Bir "adada toplama" usulü vardır, bir de "stadyum" yaklaşımı. Ada işini Türk ve Yunan cuntacıları severler, stadyum daha çok Şili ve Arjantin'de tercih edilir. (Darbeyi de "sezon dışı" yapacaksın ki futbol fikstürü olumsuz yönde etkilenmesin, lumpenler kıllanmasınlar, huzursuzluk çıkmasın.)
Birincisinde kulak çekilip bırakılır, ikincisinde takır takır götürülür tutuklular, cesetler üst üste yığılır.
Bizde örneğin yüce Atatürk'ün büyük Nutuk'u ezberletilir hapishanede, yani tutuklulara "hatim indirtilir"... Böylece kültürleri de artmış olur.

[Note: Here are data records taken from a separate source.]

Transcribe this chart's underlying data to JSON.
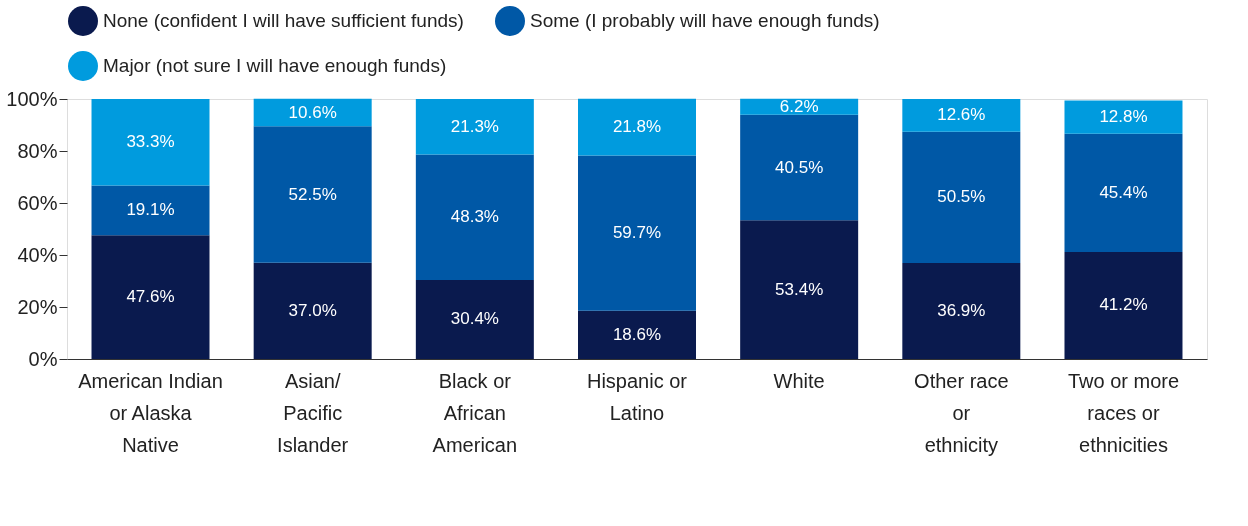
{
  "chart_data": {
    "type": "bar",
    "stacked": true,
    "legend": "top",
    "grid": false,
    "categories": [
      "American Indian\nor Alaska\nNative",
      "Asian/\nPacific\nIslander",
      "Black or\nAfrican\nAmerican",
      "Hispanic or\nLatino",
      "White",
      "Other race\nor\nethnicity",
      "Two or more\nraces or\nethnicities"
    ],
    "ylim": [
      0,
      100
    ],
    "yticks": [
      {
        "value": 0,
        "label": "0%"
      },
      {
        "value": 20,
        "label": "20%"
      },
      {
        "value": 40,
        "label": "40%"
      },
      {
        "value": 60,
        "label": "60%"
      },
      {
        "value": 80,
        "label": "80%"
      },
      {
        "value": 100,
        "label": "100%"
      }
    ],
    "series": [
      {
        "name": "None (confident I will have sufficient funds)",
        "color": "#0a1a4e",
        "values": [
          47.6,
          37.0,
          30.4,
          18.6,
          53.4,
          36.9,
          41.2
        ],
        "value_labels": [
          "47.6%",
          "37.0%",
          "30.4%",
          "18.6%",
          "53.4%",
          "36.9%",
          "41.2%"
        ]
      },
      {
        "name": "Some (I probably will have enough funds)",
        "color": "#0058a6",
        "values": [
          19.1,
          52.5,
          48.3,
          59.7,
          40.5,
          50.5,
          45.4
        ],
        "value_labels": [
          "19.1%",
          "52.5%",
          "48.3%",
          "59.7%",
          "40.5%",
          "50.5%",
          "45.4%"
        ]
      },
      {
        "name": "Major (not sure I will have enough funds)",
        "color": "#009bde",
        "values": [
          33.3,
          10.6,
          21.3,
          21.8,
          6.2,
          12.6,
          12.8
        ],
        "value_labels": [
          "33.3%",
          "10.6%",
          "21.3%",
          "21.8%",
          "6.2%",
          "12.6%",
          "12.8%"
        ]
      }
    ]
  }
}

Bu arada Amerika'nın ve Avrupa'nın seni orada oturtacağını, "otuzlu yıllara" yani "otarşi" politikasına geri dönmene izin vereceğini, kendini dünyaya kapamanın mümkün olabileceğini de varsayıyorsun tabii... Aman, yığınakta yanlış yapma da...
Evet arkadaş, nasıl bir iyilik düşünüyorsun, kime nasıl bir "güzellik" yapacaksın?
Bülent Arınç'ı öldüreceksin, onu anladık da, başka kimleri?
Elbette altına "ıslak ya da kuru imza" atacak değilsin de, bir şekilde bildir. Örneğin, cep telefonumu dinlerken araya dıt dıt dıt bir saplama yap, ben mesajı çözerim.
İstersen bir kâğıda yaz, polis memurlarına söylerim, ağzından alırlar. Ama fazla tükürükleme.